In the face of growing concerns about the difficulty of providing welfare services due to the prolonged COVID-19 pandemic, the district office is putting more efforts into preventing dangerous situations by installing smart plugs based on the Internet of Things (IoT) for elderly single-person households.

The smart plug is a device that powers home appliances such as TVs and computers. The device measures and analyzes changes in power consumption and lighting at home: if there is no change for a certain period of time, a signal is sent to civil servants at a community service center in the neighborhood who are in charge of taking care of senior citizens living alone.

When receiving the signal, the public servants check in on the elderly resident by phone first, and if no one answers, they visit the household to check for any emergency situation.

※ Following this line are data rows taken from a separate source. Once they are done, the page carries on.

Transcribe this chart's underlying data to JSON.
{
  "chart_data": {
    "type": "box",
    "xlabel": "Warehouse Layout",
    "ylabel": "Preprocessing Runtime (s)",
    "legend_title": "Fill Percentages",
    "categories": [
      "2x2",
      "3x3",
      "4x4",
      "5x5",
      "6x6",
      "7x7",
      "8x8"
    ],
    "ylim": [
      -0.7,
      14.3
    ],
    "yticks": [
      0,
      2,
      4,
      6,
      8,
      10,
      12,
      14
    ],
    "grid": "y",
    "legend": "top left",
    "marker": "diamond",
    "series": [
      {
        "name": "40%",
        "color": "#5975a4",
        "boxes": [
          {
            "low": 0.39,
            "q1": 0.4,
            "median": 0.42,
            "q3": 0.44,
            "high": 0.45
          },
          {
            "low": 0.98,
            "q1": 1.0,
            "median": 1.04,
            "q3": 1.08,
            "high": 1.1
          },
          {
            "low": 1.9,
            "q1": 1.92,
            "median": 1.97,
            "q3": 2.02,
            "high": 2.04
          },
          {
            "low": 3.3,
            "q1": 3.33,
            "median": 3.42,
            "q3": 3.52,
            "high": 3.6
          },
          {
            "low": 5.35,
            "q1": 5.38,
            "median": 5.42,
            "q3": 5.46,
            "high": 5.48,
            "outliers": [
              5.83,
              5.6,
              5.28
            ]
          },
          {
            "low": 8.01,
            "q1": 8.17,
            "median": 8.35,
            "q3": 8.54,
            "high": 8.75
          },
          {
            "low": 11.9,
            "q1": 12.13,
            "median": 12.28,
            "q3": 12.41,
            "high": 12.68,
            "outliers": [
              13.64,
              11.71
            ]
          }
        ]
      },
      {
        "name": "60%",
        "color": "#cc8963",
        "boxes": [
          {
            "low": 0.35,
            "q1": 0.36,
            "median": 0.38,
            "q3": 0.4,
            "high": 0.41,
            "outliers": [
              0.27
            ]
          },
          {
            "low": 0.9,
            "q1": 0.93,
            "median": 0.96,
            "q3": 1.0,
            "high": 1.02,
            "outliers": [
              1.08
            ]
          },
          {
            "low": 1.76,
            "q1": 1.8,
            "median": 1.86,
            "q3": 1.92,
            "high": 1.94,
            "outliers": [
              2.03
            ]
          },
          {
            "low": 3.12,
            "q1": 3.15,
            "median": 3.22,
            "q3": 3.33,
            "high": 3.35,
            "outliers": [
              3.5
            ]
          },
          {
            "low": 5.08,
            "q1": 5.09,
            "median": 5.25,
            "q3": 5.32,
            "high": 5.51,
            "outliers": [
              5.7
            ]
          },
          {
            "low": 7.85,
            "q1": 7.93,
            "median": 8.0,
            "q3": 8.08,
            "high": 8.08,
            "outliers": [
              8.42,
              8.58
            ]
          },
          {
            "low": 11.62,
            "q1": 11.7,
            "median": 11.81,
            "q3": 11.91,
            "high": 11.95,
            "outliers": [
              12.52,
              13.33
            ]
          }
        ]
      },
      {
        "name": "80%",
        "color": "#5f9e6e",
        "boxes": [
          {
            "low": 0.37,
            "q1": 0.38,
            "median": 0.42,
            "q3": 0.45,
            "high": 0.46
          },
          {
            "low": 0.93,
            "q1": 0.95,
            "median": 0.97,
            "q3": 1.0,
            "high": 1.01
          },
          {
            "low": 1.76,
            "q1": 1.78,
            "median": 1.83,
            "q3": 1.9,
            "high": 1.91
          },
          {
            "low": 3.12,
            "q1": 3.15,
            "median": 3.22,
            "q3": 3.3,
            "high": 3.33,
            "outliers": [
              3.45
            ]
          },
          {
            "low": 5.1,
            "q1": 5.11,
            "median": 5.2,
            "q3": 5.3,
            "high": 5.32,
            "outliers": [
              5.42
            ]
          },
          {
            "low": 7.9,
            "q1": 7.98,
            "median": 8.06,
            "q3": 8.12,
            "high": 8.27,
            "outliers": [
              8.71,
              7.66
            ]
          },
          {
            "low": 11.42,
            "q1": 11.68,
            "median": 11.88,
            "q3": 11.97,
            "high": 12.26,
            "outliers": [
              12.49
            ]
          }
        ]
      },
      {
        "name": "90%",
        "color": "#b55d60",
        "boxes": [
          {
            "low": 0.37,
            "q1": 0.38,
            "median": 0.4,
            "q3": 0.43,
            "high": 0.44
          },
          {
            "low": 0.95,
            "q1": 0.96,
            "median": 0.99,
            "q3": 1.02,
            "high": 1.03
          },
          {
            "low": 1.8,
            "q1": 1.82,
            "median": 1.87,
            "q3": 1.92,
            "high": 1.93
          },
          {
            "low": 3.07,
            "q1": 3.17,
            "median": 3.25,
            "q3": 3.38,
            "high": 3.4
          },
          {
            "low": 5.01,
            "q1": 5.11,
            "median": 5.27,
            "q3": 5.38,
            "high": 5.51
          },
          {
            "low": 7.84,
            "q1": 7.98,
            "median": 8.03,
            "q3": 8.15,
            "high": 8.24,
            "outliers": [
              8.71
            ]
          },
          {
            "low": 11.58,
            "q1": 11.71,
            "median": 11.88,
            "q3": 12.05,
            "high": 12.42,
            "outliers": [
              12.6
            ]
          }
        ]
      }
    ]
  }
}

The smart plug is convenient to install and maintain. In particular, unlike other types of motion-sensing IoT devices, the residents would not feel like they are being observed.

From June to October this year, the district office conducted a survey of 7,797 middle-aged or elderly single-person households, and installed the plugs at 86 households in November. It plans to install them at an additional 64 households within this month.

“With the increase in single-person households, death of elderly people living alone has emerged as a serious social problem,” district head Oh Seung-rok said. “We are carrying out various non-face-to-face welfare projects using such IoT technology, as the COVID-19 situation has made it difficult to take care of residents in person.”